Bien évidemment, côté CHR, la fréquence de consommation s’est effondrée au printemps 2020. Une reprise sensible a été observée lors de la période estivale, mais à des niveaux moindres qu’avant le Covid-19. Il y a de la part de bon nombre de consommateurs une certaine réticence à retourner en CHR. Par ailleurs, partout les achats de vin online (sur le web) se sont fortement développés. Une tendance qui semble être solide, particulièrement aux États-Unis, en Grande-Bretagne et en Chine. Ceci est porté par un public plus jeune et plus impliqué que la moyenne. Parfois, cette tendance s’accompagne d’un développement de circuits relativement courts. En guise de conclusion, Jean-Philippe Perrouty a rappelé que « dans la plupart des pays, il y a eu d’importants reports de consommation depuis les CHR vers le domicile. Outre une dépense moyenne orientée à la baisse, les consommateurs se sont recentrés vers les basiques, connus, du pays ». Et d’évoquer de sombres perspectives côté CHR alors que « le développement du e-commerce semble être solide », ouvrant de réelles possibilités de croissance dans certains pays.

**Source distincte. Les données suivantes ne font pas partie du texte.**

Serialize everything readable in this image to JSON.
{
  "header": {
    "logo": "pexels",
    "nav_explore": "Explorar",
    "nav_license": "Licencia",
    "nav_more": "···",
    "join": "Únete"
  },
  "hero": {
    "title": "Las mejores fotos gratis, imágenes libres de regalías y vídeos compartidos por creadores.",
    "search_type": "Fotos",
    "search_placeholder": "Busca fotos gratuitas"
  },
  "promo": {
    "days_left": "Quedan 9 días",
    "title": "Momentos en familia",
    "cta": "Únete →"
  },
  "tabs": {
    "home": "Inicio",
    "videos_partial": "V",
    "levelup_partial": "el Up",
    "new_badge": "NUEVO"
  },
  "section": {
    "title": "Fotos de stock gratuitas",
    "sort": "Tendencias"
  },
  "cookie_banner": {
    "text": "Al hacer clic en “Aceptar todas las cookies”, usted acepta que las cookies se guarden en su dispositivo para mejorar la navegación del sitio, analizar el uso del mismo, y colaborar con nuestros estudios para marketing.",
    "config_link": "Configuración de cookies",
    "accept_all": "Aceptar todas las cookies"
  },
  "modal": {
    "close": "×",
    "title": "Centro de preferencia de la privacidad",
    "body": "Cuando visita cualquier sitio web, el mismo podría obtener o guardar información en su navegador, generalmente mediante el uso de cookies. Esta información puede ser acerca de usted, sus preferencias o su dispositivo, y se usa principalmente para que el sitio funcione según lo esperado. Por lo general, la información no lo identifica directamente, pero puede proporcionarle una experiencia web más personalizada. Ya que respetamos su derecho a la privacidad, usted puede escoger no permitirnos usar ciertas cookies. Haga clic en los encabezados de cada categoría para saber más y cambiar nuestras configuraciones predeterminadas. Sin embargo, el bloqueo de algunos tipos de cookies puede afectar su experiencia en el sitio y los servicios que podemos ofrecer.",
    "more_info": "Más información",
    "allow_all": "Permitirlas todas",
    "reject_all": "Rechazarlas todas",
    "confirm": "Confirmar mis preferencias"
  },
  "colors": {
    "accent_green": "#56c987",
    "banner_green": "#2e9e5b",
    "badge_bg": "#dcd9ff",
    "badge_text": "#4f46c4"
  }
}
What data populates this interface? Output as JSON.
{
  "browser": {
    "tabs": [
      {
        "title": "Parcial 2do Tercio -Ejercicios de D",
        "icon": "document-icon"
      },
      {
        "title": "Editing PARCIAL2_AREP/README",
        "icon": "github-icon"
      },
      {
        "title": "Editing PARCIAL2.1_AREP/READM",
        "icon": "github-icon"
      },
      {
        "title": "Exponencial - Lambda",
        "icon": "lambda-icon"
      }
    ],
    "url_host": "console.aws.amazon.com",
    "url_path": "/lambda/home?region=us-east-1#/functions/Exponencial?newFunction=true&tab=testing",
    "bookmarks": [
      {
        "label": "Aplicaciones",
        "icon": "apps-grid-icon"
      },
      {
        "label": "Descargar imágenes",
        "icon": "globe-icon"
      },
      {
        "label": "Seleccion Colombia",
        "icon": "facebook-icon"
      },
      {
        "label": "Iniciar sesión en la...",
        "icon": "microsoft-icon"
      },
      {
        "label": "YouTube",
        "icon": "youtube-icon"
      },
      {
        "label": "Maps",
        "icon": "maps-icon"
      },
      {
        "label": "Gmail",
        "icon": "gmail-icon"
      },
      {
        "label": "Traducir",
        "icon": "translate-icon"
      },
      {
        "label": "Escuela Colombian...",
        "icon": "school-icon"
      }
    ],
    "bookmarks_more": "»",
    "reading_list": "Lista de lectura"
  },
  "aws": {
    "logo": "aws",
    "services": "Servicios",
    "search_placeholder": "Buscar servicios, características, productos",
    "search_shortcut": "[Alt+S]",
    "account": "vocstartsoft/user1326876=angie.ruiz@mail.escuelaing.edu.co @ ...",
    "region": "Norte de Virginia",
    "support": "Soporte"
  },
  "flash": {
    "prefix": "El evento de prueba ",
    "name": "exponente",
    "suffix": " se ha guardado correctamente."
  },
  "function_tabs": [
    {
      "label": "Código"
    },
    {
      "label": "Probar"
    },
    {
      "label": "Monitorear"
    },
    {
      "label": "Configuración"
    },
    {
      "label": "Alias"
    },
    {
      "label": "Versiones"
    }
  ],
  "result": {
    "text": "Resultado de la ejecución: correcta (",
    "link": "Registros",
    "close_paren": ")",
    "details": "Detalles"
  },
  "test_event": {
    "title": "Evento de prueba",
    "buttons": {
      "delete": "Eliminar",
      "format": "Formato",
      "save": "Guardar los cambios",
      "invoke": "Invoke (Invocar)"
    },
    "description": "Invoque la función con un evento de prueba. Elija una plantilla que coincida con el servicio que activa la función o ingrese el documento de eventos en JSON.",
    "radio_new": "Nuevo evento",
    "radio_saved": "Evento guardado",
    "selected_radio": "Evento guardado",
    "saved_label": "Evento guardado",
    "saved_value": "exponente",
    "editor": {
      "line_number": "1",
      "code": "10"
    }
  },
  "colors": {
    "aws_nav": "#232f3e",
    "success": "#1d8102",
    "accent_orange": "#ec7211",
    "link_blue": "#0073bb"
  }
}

Le e-commerce encore balbutiant

Pour sa part, Jérémy Robiolle de Xerfi Specific a analysé le e-commerce du vin entre perspectives du marché et impact de l’actuelle pandémie. L’occasion de rappeler que la consommation de vin en France ne cesse de chuter depuis 2017, avec une baisse de 4 % rien qu’en 2020. Une chute que le e-commerce pourrait permettre de pallier lorsque l’on constate son importance grandissante, exponentielle dans le monde, avec un chiffre d’affaires de 100 milliards d’euros en 2019 et 110 milliards en 2020. En France, lorsque l’on observe le e-commerce, le vin augmente beaucoup plus vite que les autres secteurs. Un produit qui, il est vrai, partait aussi de plus loin. La croissance a été très marquée entre 2014 et 2017 (environ 32 %) avant de ralentir un peu ensuite, tout en ayant une croissance à deux chiffres (20 %), deux fois plus vite que les autres secteurs. En 2019, le e-commerce représentait 5,5 % du marché du vin avec 481 M€. En 2025, il pourrait représenter de 8 à 9 % des ventes avec près de 900 M€ de chiffre d’affaires. L’une des inconnues prend la forme d’Amazon et le rôle joué dans le futur par cette entreprise, formidable accélérateur de e-commerce. Concernant ce e-commerce, reste encore aux entreprises du Net à trouver un modèle qui soit rentable, ce qui est encore peu le cas aujourd’hui. Il leur faudra non seulement rationaliser leurs offres, mais aussi améliorer les services de livraison et enrichir l’expérience d’achat. Beaucoup demeure encore à faire sur la toile entre créations de partenariats avec les géants du web, ouverture de sa propre marketplace ou encore création de sa propre boutique.